The «smoke locomotive». Environmental impacts, conflicts, and management of air pollution by steam train operations in France and Great-Britain, c. 1820s-1960s

Supervisors: Jérôme Baudry (tenure track assistant professor at EPFL, LHST) and François Jarrige (senior lecturer at Université de Bourgogne, LIR3S / CNRS-uB).

This thesis reinterprets the history of railways and steam traction through the lens of air pollution between the 1820s and 1960s, using a comparative approach between France and Great Britain. By shifting the focus from steam to smoke, it not only provides a new example of the social and environmental damages caused by industrialization in the 19th and 20th centuries, but also demonstrates how air pollution can influence the development of a technical system. Drawing on the sensitivities expressed by local residents, passengers, and workers, the study explores how this pollution perceivable by sight and smell shaped the representations of railways and the railway environment itself. These perceptions were subject to various biases that led to the underestimation of locomotive smoke and delayed the evolution of its framing from the local to the national level and from a local nuisance to a public health problem. Among these biases were the familiarity of smoke, its dispersion, and its seemingly mobile nature, despite its concentration around stationary industrial facilities. The comparative approach reveals both common patterns and cultural differences in attitudes toward coal, steam, and smoke in France and Great Britain. It shows that the British context was more conducive to recognizing the railways’ contribution to air pollution and framing it as a public issue.
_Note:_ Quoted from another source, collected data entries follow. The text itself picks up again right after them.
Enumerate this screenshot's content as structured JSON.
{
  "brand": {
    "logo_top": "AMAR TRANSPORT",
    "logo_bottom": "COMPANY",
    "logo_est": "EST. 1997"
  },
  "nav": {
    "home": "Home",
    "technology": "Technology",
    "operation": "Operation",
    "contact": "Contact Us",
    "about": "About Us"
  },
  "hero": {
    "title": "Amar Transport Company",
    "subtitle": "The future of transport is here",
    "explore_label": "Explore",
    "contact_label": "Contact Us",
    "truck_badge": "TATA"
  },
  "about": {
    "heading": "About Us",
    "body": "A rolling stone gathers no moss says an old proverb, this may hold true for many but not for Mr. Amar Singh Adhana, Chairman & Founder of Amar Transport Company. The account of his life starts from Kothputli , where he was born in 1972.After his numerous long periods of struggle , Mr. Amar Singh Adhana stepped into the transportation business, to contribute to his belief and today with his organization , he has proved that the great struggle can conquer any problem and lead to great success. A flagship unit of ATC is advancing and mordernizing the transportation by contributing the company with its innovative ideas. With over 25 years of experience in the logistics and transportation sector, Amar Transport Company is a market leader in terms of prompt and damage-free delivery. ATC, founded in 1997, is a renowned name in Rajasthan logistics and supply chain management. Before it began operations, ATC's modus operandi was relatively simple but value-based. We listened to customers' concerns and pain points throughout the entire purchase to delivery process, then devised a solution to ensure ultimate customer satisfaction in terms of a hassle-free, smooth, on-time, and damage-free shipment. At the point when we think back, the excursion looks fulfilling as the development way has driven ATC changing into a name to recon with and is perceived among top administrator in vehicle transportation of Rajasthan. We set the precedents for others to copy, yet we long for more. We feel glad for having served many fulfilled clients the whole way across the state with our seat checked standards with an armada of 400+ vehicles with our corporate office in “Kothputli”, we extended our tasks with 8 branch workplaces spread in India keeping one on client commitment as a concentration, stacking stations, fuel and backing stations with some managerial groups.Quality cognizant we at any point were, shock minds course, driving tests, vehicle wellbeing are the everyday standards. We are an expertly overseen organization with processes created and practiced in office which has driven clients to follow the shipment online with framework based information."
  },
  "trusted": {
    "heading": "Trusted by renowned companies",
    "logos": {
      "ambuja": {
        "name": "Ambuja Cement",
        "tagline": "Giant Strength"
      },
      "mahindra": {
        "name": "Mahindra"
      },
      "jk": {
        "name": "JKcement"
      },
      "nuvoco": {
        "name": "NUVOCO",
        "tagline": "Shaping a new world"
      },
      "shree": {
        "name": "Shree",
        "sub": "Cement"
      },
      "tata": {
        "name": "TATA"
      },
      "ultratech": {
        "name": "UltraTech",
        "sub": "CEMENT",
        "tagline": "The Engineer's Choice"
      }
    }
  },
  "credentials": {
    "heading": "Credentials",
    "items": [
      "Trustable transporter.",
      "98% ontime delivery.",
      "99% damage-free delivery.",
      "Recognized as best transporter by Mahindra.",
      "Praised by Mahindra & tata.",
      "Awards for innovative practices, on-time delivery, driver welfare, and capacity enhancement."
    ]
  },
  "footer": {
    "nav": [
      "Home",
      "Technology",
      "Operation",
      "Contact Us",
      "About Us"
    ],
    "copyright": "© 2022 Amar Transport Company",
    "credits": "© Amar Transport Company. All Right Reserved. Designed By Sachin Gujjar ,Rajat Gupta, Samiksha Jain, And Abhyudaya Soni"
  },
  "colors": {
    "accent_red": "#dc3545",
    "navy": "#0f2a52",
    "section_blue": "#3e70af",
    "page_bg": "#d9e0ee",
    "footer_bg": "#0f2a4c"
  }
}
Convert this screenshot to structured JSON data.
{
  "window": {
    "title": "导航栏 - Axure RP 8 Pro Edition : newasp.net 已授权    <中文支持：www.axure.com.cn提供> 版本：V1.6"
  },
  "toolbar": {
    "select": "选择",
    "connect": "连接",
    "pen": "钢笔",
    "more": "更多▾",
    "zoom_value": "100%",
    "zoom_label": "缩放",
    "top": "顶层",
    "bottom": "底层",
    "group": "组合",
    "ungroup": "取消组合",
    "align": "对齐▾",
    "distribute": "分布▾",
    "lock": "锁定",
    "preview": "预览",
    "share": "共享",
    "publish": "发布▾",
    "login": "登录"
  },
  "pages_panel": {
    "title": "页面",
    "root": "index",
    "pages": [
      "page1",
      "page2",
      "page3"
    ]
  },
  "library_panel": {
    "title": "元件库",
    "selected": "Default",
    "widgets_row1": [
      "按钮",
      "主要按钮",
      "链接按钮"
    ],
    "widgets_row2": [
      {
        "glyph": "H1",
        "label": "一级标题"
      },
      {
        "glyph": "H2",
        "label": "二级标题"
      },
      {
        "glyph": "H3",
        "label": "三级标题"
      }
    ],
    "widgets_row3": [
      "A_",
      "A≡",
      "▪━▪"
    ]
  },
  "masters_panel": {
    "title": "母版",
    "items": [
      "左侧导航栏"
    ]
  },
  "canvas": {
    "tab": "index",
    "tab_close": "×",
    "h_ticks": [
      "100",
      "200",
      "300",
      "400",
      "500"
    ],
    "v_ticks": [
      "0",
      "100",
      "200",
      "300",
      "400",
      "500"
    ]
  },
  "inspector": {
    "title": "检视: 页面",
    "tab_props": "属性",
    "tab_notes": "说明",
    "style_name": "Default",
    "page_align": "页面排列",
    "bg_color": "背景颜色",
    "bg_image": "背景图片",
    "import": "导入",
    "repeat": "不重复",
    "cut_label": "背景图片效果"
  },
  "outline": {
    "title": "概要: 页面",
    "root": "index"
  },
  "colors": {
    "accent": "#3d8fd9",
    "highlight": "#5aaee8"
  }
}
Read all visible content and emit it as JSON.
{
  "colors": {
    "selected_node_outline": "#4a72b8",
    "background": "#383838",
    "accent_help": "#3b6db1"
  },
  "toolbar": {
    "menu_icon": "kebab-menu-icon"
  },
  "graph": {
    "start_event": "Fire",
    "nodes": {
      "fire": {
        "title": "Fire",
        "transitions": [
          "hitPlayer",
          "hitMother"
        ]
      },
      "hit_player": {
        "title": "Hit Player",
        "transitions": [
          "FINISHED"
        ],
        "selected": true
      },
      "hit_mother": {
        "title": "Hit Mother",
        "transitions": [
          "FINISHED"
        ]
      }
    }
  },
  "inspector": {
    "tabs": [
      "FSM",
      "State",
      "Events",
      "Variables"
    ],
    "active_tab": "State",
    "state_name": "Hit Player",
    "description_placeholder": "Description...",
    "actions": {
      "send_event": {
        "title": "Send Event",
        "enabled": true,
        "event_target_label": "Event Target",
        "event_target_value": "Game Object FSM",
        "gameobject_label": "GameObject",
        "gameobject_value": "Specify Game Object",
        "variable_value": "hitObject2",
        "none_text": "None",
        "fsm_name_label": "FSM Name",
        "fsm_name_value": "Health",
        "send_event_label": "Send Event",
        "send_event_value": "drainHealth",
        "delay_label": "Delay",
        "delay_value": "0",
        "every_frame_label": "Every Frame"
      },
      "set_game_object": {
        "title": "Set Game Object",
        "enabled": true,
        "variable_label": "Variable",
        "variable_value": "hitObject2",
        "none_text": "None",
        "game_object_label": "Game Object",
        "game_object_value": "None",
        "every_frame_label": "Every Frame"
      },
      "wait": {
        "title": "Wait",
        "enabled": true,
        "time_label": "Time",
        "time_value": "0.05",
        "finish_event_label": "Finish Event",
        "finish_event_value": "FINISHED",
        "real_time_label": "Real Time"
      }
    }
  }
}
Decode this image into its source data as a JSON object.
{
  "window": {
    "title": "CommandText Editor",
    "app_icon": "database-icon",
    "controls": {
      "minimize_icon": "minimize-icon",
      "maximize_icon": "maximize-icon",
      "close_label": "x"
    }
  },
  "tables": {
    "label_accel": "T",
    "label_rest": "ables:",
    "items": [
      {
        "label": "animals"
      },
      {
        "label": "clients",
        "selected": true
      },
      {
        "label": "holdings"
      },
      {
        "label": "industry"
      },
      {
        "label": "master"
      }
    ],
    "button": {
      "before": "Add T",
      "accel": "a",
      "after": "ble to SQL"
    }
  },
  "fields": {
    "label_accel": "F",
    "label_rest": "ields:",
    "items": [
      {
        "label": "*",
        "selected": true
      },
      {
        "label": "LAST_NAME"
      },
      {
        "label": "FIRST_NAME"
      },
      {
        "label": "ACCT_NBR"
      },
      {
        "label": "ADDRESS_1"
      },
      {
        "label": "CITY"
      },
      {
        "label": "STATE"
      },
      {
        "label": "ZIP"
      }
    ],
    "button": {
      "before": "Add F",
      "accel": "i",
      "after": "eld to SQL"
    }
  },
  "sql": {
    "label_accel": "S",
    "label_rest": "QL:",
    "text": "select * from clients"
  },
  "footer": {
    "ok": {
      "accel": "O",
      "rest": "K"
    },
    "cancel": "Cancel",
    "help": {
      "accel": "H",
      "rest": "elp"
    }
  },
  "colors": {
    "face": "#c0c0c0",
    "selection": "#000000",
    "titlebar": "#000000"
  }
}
Following a chronological and thematic structure, the thesis first examines how negative perceptions of coal smoke immediately constrained the integration of mobile engines into the living environment during industrialization. Railway operators responded with a strategy of acclimatisation to the technology, based, on the one hand, on the enchantment of steam traction and the discredit of critics and, on the other hand, on various technical and environmental compromises and adjustments. However, the increasing use of smoky coal fuels in order to achieve economies of scale undermined this strategy, leading to an increase in tensions on and around railways, and to the image of the “smoke locomotive”. By the late 19th century, the development of alternatives to steam traction in urban areas challenged the steam locomotive’s status as a symbol of modernity and contributed to its disenchantment. In particular, the advent of electricity intensified demands for railway smoke abatement. In the 20th century, amid growing competition, railway operators and decision-makers became increasingly aware of public demand for cleaner transport and the economic costs of pollution. This awareness drove the transition from steam to oil and electricity. Finally, the thesis analyzes how the rail industry reframed its image by embracing modernization and promoting itself as a clean and environmentally friendly mode of transport—transforming the stigma of dirtiness into a narrative of ecological responsibility.